Both the City of Pittsburgh and Allegheny County were criticized for not being more forthcoming with their plan for emergency shelter when last week’s cold snap hit.
The Allegheny County’s Department of Human Services’ Deputy Director for the Office of Community Services Abigail Horn acknowledged it would have been ideal to have designated Ammon as an emergency shelter earlier. But she said the ultimate solution isn't creating more shelters.
“The solution to homelessness is housing. And I think we should all be focused on the need for deeply affordable housing throughout the county. That is a solution to homelessness. And we are proactively, along with all of our partners, pursuing that,” said Horn during a press conference on emergency winter housing held at the Light of Life Rescue mission on Pittsburgh’s North Side.
This emergency shelter will likely be needed in the coming months as Light of Life reports that it’s already hitting overflow numbers — even though it’s still early December. People who come to the mission seeking shelter sleep on cots instead of beds due to a lack of space.

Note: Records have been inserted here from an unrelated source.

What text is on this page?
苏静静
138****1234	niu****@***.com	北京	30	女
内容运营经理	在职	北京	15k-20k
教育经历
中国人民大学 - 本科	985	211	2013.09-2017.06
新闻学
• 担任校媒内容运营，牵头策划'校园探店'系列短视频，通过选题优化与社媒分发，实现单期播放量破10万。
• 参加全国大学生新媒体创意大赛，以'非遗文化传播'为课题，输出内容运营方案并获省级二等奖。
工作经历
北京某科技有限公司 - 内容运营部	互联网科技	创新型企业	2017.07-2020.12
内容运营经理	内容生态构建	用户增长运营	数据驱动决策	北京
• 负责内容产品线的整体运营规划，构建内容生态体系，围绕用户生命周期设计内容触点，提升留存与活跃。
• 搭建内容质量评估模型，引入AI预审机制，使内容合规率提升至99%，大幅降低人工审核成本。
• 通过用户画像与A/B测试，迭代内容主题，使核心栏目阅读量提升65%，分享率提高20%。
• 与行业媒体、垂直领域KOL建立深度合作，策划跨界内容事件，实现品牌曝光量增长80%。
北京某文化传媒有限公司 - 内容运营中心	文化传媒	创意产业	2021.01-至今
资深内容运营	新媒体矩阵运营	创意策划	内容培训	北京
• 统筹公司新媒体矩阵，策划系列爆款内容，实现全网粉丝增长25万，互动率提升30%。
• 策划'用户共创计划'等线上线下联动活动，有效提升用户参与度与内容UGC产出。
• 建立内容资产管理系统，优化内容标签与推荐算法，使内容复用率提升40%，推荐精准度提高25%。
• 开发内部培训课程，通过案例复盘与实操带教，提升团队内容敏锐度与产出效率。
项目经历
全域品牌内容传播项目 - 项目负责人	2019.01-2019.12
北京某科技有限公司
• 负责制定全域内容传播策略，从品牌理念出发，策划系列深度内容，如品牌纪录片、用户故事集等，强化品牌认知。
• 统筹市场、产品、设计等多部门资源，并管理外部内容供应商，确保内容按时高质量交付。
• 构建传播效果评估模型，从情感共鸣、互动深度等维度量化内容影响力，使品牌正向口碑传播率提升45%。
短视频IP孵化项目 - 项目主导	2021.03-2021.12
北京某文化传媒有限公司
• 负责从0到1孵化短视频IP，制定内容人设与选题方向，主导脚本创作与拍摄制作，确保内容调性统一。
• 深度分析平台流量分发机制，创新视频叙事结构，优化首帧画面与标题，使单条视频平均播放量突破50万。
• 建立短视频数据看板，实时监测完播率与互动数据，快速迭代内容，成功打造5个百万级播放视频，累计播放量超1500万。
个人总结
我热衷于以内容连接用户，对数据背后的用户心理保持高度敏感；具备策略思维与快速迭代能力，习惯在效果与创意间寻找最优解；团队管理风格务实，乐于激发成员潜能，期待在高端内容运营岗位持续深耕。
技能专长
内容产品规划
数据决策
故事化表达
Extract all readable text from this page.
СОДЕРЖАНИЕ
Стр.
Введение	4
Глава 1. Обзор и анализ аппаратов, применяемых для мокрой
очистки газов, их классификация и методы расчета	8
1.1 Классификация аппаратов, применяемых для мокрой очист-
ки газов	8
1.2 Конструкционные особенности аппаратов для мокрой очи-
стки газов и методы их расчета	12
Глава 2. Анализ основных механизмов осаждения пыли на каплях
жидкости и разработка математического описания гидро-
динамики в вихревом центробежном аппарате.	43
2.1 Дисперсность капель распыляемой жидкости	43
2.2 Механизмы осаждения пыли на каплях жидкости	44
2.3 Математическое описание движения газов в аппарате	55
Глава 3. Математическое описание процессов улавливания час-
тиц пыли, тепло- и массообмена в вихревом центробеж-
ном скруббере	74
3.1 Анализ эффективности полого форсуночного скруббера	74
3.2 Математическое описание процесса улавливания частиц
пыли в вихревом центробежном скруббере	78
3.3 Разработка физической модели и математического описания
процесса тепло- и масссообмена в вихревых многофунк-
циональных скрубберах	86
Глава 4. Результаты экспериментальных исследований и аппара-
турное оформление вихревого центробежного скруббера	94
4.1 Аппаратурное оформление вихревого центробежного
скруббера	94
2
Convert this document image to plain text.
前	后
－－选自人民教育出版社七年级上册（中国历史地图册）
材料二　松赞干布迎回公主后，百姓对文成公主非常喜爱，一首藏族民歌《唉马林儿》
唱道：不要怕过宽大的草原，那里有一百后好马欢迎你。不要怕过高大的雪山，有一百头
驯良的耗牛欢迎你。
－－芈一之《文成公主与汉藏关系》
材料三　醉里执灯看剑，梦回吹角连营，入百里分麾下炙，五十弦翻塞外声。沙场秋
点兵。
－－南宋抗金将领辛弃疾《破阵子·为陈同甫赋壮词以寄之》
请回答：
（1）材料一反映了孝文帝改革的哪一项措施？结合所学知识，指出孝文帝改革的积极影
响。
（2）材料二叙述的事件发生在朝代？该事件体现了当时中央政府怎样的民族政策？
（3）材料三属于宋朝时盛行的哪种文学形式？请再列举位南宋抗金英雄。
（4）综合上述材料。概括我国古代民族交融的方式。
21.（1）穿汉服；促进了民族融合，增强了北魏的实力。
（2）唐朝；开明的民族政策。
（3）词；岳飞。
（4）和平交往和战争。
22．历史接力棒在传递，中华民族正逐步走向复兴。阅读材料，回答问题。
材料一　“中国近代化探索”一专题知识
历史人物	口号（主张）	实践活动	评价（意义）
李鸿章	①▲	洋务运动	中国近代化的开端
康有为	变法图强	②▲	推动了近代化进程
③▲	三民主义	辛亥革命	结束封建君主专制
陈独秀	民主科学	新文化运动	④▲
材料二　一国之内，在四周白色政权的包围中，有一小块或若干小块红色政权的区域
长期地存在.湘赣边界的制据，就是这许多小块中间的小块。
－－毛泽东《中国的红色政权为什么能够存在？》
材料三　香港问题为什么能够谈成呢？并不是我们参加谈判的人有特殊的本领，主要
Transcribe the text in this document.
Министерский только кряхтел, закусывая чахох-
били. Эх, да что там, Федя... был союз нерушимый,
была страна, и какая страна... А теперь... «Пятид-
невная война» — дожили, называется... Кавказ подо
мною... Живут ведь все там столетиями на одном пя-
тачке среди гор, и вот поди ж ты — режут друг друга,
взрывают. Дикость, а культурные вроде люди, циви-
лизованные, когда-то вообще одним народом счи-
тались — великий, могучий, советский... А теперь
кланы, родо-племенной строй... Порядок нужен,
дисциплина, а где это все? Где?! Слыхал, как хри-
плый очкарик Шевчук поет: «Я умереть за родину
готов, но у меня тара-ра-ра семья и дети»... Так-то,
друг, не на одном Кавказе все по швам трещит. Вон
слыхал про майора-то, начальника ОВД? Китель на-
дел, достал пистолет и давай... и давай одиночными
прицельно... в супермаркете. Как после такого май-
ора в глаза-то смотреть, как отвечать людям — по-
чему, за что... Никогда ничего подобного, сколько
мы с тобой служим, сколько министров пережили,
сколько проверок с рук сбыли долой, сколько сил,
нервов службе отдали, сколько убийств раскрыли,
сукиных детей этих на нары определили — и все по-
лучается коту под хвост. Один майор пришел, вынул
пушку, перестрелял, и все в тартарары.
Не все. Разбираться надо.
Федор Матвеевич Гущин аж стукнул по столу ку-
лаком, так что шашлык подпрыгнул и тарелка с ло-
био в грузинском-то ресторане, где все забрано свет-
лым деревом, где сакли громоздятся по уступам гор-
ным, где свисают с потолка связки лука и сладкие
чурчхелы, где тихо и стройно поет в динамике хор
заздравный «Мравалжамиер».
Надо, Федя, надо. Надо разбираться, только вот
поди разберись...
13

The mission’s executive director Jerrel Gilliam said that some of the increase in demand is from older people who don’t have a history of mental illness or addiction.
“It's been heartbreaking to see grandmothers, grandfathers coming to us,” said Gilliam. “Because of economic conditions, they find themselves homeless on the street.”
A survey done this January found that there were 913 people in Allegheny County who were living in emergency shelters, or experiencing unsheltered homelessness. In January 2022, it was 736.